Quando partiu, levava as mãos no bolso, a cabeça erguida.
Não olhava para trás, porque olhar para trás era uma maneira de ficar num pedaço qualquer para partir incompleto, ficado em meio para trás.
Não olhava, pois, e, pois não ficava. Completo, partiu.
- Não te quero. Nunca te quis... Será que você não entende?
Ela louca por ele, fitando-o de forma descompassada disse-lhe:
- Eu não entendo. Não posso entender como fiz de você uma razão pra viver! Não posso entender como alguém passa a amar mais a outra pessoa que a si mesma... Quer dizer, eu sei, eu amo. Eu te amo e te odeio todos os dias, por cada segundo que passo é assim! Meu amor por você é tão alienado que passo a crer até mesmo em mentiras incabíveis quando te olho. Ah, quando te olho... Esse mundo de crendices, desafetos e amarguras desaparecem. Quando eu te olho eu me acalmo e me sinto mais perto de mim mesma, sinto minha alma saindo pela minha carne e penetrando em meus poros.
Eu te odeio tanto, tanto! Te odeio tanto por não corresponder a esse amor, que mesmo sujo, tolo, sem graça, exposto em sangue... É o que me limpa de estar viva mesmo sem querer. Querer, sim eu quero. Eu quero você! Te quero por nós dois. O meu amor é tão grande que ultrapassaria as barreiras dos desejos ocultos em você e faria você me olhar com os olhos de carinho e ternura. Eu te amo tanto, que é por você que espero todos os dias ainda naquela praça... Sentada com minhas sapatilhas cor-de-rosa, aguardando um encontro que ficou prometido só nas entrelinhas dos meus pensamentos. Tenho tanta coisa para te dizer! Tanto sentimento-abobalhado-aumentado-exagerado para lhe mostrar.
Vem comigo, afunde, lute, brinque, sorria ao ver meu sorriso... Eu te preciso tanto!

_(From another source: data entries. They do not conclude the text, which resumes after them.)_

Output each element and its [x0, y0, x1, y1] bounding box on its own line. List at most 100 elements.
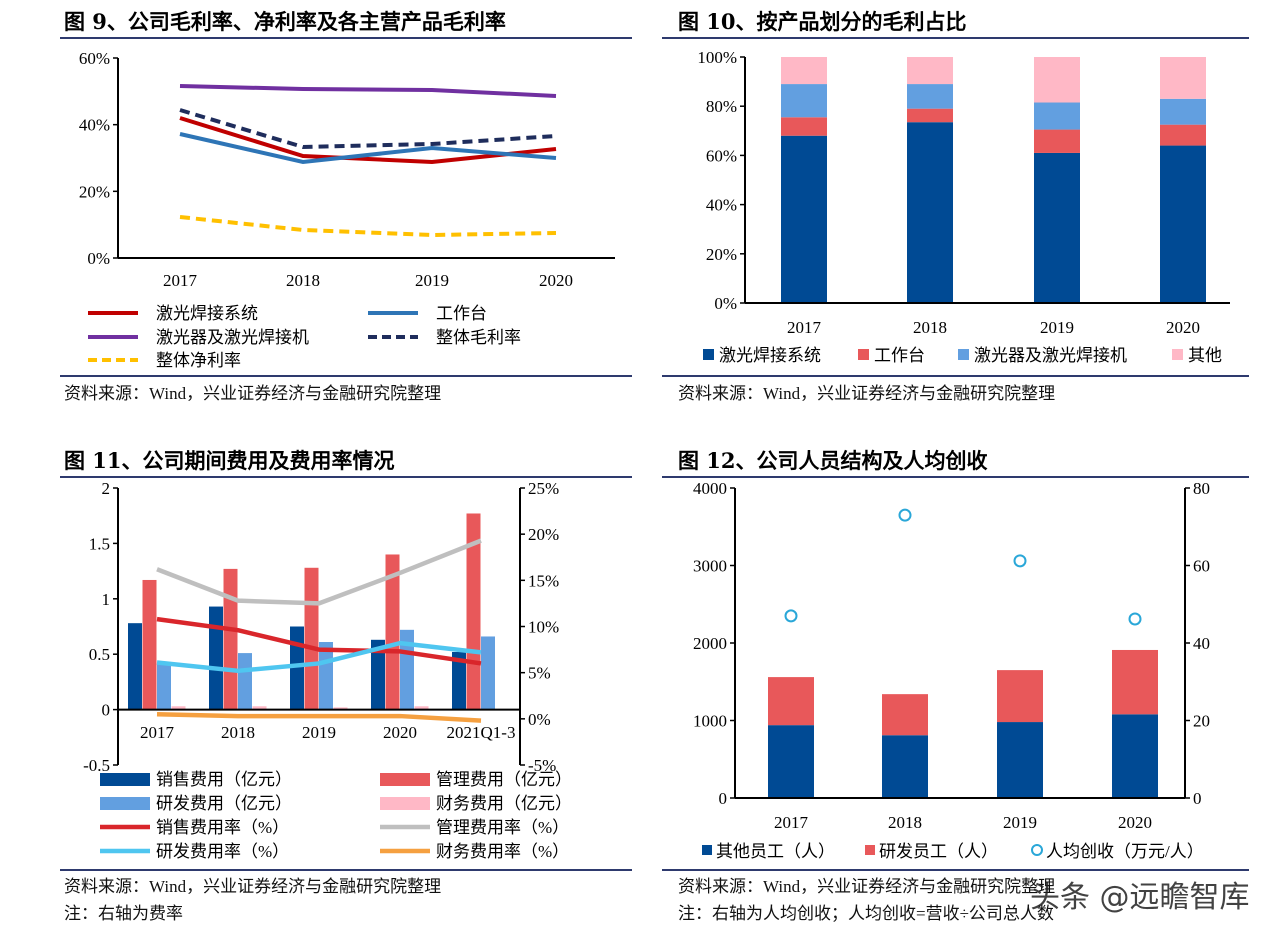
y-tick-label: 0%: [528, 710, 551, 729]
stacked-bar-segment: [907, 84, 953, 109]
x-tick-label: 2018: [221, 723, 255, 742]
stacked-bar-segment: [997, 722, 1043, 798]
series-line: [179, 108, 557, 150]
y-tick-label: 60%: [79, 49, 110, 68]
y-tick-label: 3000: [693, 557, 727, 576]
fig11-bottom-rule: [60, 869, 632, 871]
stacked-bar-segment: [781, 135, 827, 303]
bar: [452, 651, 466, 710]
bar: [223, 568, 238, 710]
y-tick-label: 0: [102, 701, 111, 720]
x-tick-label: 2020: [539, 271, 573, 290]
legend-swatch: [865, 845, 875, 855]
y-tick-label: 20%: [706, 245, 737, 264]
x-tick-label: 2017: [163, 271, 198, 290]
y-tick-label: 20%: [528, 525, 559, 544]
x-tick-label: 2019: [415, 271, 449, 290]
legend-swatch: [702, 845, 712, 855]
fig12-bottom-rule: [662, 869, 1249, 871]
bar: [209, 606, 223, 710]
legend-label: 激光焊接系统: [156, 304, 258, 323]
y-tick-label: 4000: [693, 479, 727, 498]
stacked-bar-segment: [1034, 152, 1080, 303]
y-tick-label: 40: [1193, 634, 1210, 653]
legend-label: 管理费用（亿元）: [436, 770, 572, 789]
stacked-bar-segment: [997, 670, 1043, 723]
bar: [333, 707, 348, 710]
stacked-bar-segment: [1160, 124, 1206, 146]
x-tick-label: 2017: [787, 318, 822, 337]
fig9-source: 资料来源：Wind，兴业证券经济与金融研究院整理: [64, 384, 442, 403]
bar: [128, 623, 142, 710]
y-tick-label: 60%: [706, 146, 737, 165]
fig9-title: 图 9、公司毛利率、净利率及各主营产品毛利率: [64, 9, 506, 34]
y-tick-label: 1.5: [89, 534, 110, 553]
fig12-title: 图 12、公司人员结构及人均创收: [678, 448, 988, 473]
legend-swatch: [380, 797, 430, 810]
legend-label: 财务费用（亿元）: [436, 794, 572, 813]
stacked-bar-segment: [768, 725, 814, 798]
x-tick-label: 2018: [913, 318, 947, 337]
x-tick-label: 2017: [774, 813, 809, 832]
stacked-bar-segment: [1160, 145, 1206, 303]
x-tick-label: 2020: [1118, 813, 1152, 832]
y-tick-label: 5%: [528, 664, 551, 683]
stacked-bar-segment: [907, 57, 953, 85]
y-tick-label: -5%: [528, 756, 556, 775]
legend-label: 工作台: [436, 304, 487, 323]
y-tick-label: 0: [1193, 789, 1202, 808]
y-tick-label: 10%: [528, 618, 559, 637]
fig11-note: 注：右轴为费率: [64, 904, 183, 923]
scatter-point: [1128, 612, 1142, 626]
rate-line: [156, 616, 482, 666]
legend-label: 工作台: [874, 346, 925, 365]
legend-label: 整体净利率: [156, 351, 241, 370]
stacked-bar-segment: [907, 108, 953, 123]
legend-swatch: [100, 773, 150, 786]
x-tick-label: 2019: [1003, 813, 1037, 832]
legend-label: 研发费用（亿元）: [156, 794, 292, 813]
series-line: [179, 116, 557, 165]
fig12-source: 资料来源：Wind，兴业证券经济与金融研究院整理: [678, 877, 1056, 896]
bar: [238, 653, 252, 710]
legend-label: 整体毛利率: [436, 328, 521, 347]
y-tick-label: 0: [719, 789, 728, 808]
legend-swatch: [100, 797, 150, 810]
legend-swatch: [703, 349, 714, 360]
legend-swatch: [1172, 349, 1183, 360]
y-tick-label: 20: [1193, 712, 1210, 731]
y-tick-label: 2: [102, 479, 111, 498]
x-tick-label: 2019: [1040, 318, 1074, 337]
legend-label: 激光器及激光焊接机: [156, 328, 309, 347]
stacked-bar-segment: [1034, 102, 1080, 130]
stacked-bar-segment: [1160, 98, 1206, 125]
legend-label: 研发员工（人）: [879, 842, 998, 861]
fig11-source: 资料来源：Wind，兴业证券经济与金融研究院整理: [64, 877, 442, 896]
fig11-top-rule: [60, 476, 632, 478]
bar: [385, 554, 400, 710]
legend-label: 其他员工（人）: [716, 842, 835, 861]
stacked-bar-segment: [781, 117, 827, 136]
y-tick-label: 25%: [528, 479, 559, 498]
fig10-top-rule: [662, 37, 1249, 39]
fig10-bottom-rule: [662, 375, 1249, 377]
stacked-bar-segment: [1034, 129, 1080, 153]
y-tick-label: 80%: [706, 97, 737, 116]
scatter-point: [898, 508, 912, 522]
y-tick-label: 80: [1193, 479, 1210, 498]
x-tick-label: 2019: [302, 723, 336, 742]
fig9-bottom-rule: [60, 375, 632, 377]
fig12-note: 注：右轴为人均创收；人均创收=营收÷公司总人数: [678, 904, 1054, 923]
series-line: [179, 132, 557, 165]
stacked-bar-segment: [1112, 714, 1158, 798]
stacked-bar-segment: [882, 735, 928, 798]
stacked-bar-segment: [1034, 57, 1080, 103]
x-tick-label: 2018: [286, 271, 320, 290]
y-tick-label: 20%: [79, 182, 110, 201]
watermark: 头条 @远瞻智库: [1030, 880, 1250, 915]
y-tick-label: 100%: [697, 48, 737, 67]
y-tick-label: 40%: [79, 116, 110, 135]
legend-label: 人均创收（万元/人）: [1046, 842, 1204, 861]
legend-label: 激光焊接系统: [719, 346, 821, 365]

Me deixa chafurdar nessa dor de sentimentos exagerados, eles fazem eu me sentir mais viva, mais menina serelepe brincando de dança de roda... A vida sem você é muito ruim meu companheiro. Sem cor, nem mesmo dor... Nem nada.
Ele então lhe deu um abraço apertado, beijou-a na testa com todo respeito que sentia pelo sentimento da menina e saiu calado, andando pela noite fria. Provavelmente seguiria sua vida, conheceria outras moças, outros gostos, outros cheiros... É o ciclo.
A menina princesa de um castelo desabitado, de um príncipe sem cavalo branco, por sua vez, alternando entre os soluços e lágrimas, sentiu um alívio tremendo por enfim dizer tudo que sentia, tudo que saía de cada parte de sua carne viva tão cheia de cicatrizes.
E então ela também saiu andando, com um sorriso doce no canto da boca e lágrimas escorrendo em sua face. Enquanto andava com o coração leve se enchia de Vinícius de Moraes e cantava, amargurada porém com uma pontinha de esperança que tudo um dia podia mudar: "A felicidade é como a gota de orvalho numa pétala de flor, brilha tranqüila depois de leve oscila... E cai como uma lágrima de amor!"